И вдруг смешливый голос за спиной:
— Мадам, вам помочь?
Глянула — глаза карие с прищуром близко-близко — и отпрянула.
— Боишься? Зря, я добрый, — и расхохотался.
Перед ней стоял тот самый рукомахатель. Невысокий, жилистый мужичок. Темно-русый, с резкими, чуть монгольскими скулами. Отцепил невольницу от колючей проволоки и протянул широкую крепкую ладонь.
— Иван. Блохин.
Руку не взяла:
— Ишь ты — Блохин, можа ты — Плохин?
— Не-е. Я — Блохин! Маленькая блоха злей кусает, слыхала? Это про меня.
Маруся засмущалась, присела на траву и отвернулась. Он приземлился рядом. И давай наяривать: мол, начальник я тут, радиоточку возводим — стратегический объект. А она, к слову говоря, не шпионка ль? Ну-кась, дай, говорит, в глаза посмотрю.
Маня повернулась, улыбнулась доверчиво и будто умыла Ваню синющими глазищами, как водой родниковой. А и поперхнулся парень. А и застыл с разинутым ртом. Взгляда от сияющих фиалок отвести не может.
Что Блохин, ё-моё, девок ладных не видал?! Хе-х! — тыщщами отлетали! А тут вдруг засосало под ложечкой… Растерялся гоношистый Ванька, коленки задрожали, с собой совладать не может, опьянел будто. Такого конфузу с ним еще не приключалось. Сморгнуть боится: вдруг мираж?! Упустишь мгновение — и сказочке конец!
Но не таков Иван Блохин, чтобы вялости в организме волю давать! Затряс башкой, как бык, смахнул наваждение… Собрался, продышался и давай пуще прежнего стратегию развивать. Правда, голосом переменился.
Я, говорит, самый главный инженер по оборудованию. Скоро посреди этого поля радиовышки вырастут, фидера протянутся, а простор останется, и сладкий воздух никуда не пропадет, и маки с тюльпанами не повыведутся. И дикий картофель, похожий по вкусу на кочерыжку, только кучнее уродится. Что спец он, дескать, не из последних. И холостой притом. Заходил петухом, бахвалился, охмурял. Давай достоинства выпячивать.
От такого стрекота у нее аж в голове зазвенело. Подтянула коленки к груди и уткнулась в подол. Сидит, думает: «Вот ведь докука, вскочил, как пузырь от дождя».
А он все наскоком, наскоком:
— Ты чья будешь?
— Ничейная.
— Муж есть?
— Нету.
— Отлично! А почему нет? Не берет никто, или сбежал?

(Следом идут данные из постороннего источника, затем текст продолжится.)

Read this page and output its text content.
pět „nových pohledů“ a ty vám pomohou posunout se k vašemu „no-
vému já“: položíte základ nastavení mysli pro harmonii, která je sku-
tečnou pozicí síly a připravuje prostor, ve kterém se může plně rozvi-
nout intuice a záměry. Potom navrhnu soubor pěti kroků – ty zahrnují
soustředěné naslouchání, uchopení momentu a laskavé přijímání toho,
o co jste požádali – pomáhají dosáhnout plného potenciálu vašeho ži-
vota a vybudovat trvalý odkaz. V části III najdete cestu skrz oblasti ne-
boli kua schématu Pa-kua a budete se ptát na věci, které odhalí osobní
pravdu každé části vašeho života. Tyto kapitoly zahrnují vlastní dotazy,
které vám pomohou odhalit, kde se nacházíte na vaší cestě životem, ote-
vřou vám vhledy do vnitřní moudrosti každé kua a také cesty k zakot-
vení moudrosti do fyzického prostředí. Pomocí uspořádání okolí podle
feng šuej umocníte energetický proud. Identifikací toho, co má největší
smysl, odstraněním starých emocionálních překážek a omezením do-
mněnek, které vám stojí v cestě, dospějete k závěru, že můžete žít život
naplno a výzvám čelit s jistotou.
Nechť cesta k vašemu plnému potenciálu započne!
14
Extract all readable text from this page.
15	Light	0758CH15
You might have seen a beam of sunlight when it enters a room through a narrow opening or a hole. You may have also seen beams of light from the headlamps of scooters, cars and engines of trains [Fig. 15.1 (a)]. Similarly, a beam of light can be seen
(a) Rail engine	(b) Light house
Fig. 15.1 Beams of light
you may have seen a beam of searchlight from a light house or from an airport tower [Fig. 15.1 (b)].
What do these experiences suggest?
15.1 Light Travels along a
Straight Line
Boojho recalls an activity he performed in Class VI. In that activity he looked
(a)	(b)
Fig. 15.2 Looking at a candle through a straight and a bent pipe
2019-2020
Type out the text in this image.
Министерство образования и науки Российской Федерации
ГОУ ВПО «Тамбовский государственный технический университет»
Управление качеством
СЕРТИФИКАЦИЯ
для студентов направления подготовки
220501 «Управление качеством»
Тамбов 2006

Маруся потемнела лицом, плечи уронила, прошептала: «Загинул…»
— Из раскулаченных?
— Не-не… — Тут она испугалась всерьез. — Конокрад… И охота тебе спрашивать?
— Кхм… Ясно. Хочешь, чтоб конокрад, пускай конокрад, — помолчал и вдруг четко, не вихляясь: — Выходи за меня!
— Твой намек мне невдомек. — Маруся ошалела, поднялась, отряхнула юбку. — Ну ты и забавник, паря.
Встал рядом, сжал руку решительно и, не отводя глаз, твердо:
— Я не шучу. Пойдешь?
Так сказал… Так сказал, откажи она — все! Конец белу свету, рухнет мужик замертво…
Маруся — сама от себя не ожидала — как даст деру.
Оглянулась:
— Да! Пойду! Пойду!
Ванька догнал, сшиб с ног.
— А ну говори точно: пойдешь? Слово?!
— Слово.
Маня, конечно, не дурочка с переулочка, вмиг разгадала молодецкие прихваты, но тронул Иван стылое сердце своей искренностью бесшабашной.
— Тогда прямо сейчас распишемся. Айда! — и вдруг нежно, с интересом: — Я чего, красивый, что ль?
— Ты-та?! Да не-е… Ну, и не поганый. Ты шталомный да духарик притом! Гляделки у тя строгие, будто сердитый. Эт если второпях смотреть. А задержисьси подоле — мальчишечьи совсем. И еще ты — балаболка и смешливый.
Иван взял за руку, подвел к бригаде:
— Вот, ребята, я жену себе нашел.
Глава 6
Вечером посидели за чаркой. Обмыли событие. Как без этого? Скороспелый муж не отрываясь, в упор разглядывал Марусю. А она чувствовала себя растерянной. Чужая компания. Разговоры, где половина слов не понятна. Еда, какую в жизни не пробовала. И вдобавок Иванушка без конца и края целовал обветренную, грубую, крохотную руку, от чего она смущалась до одурения.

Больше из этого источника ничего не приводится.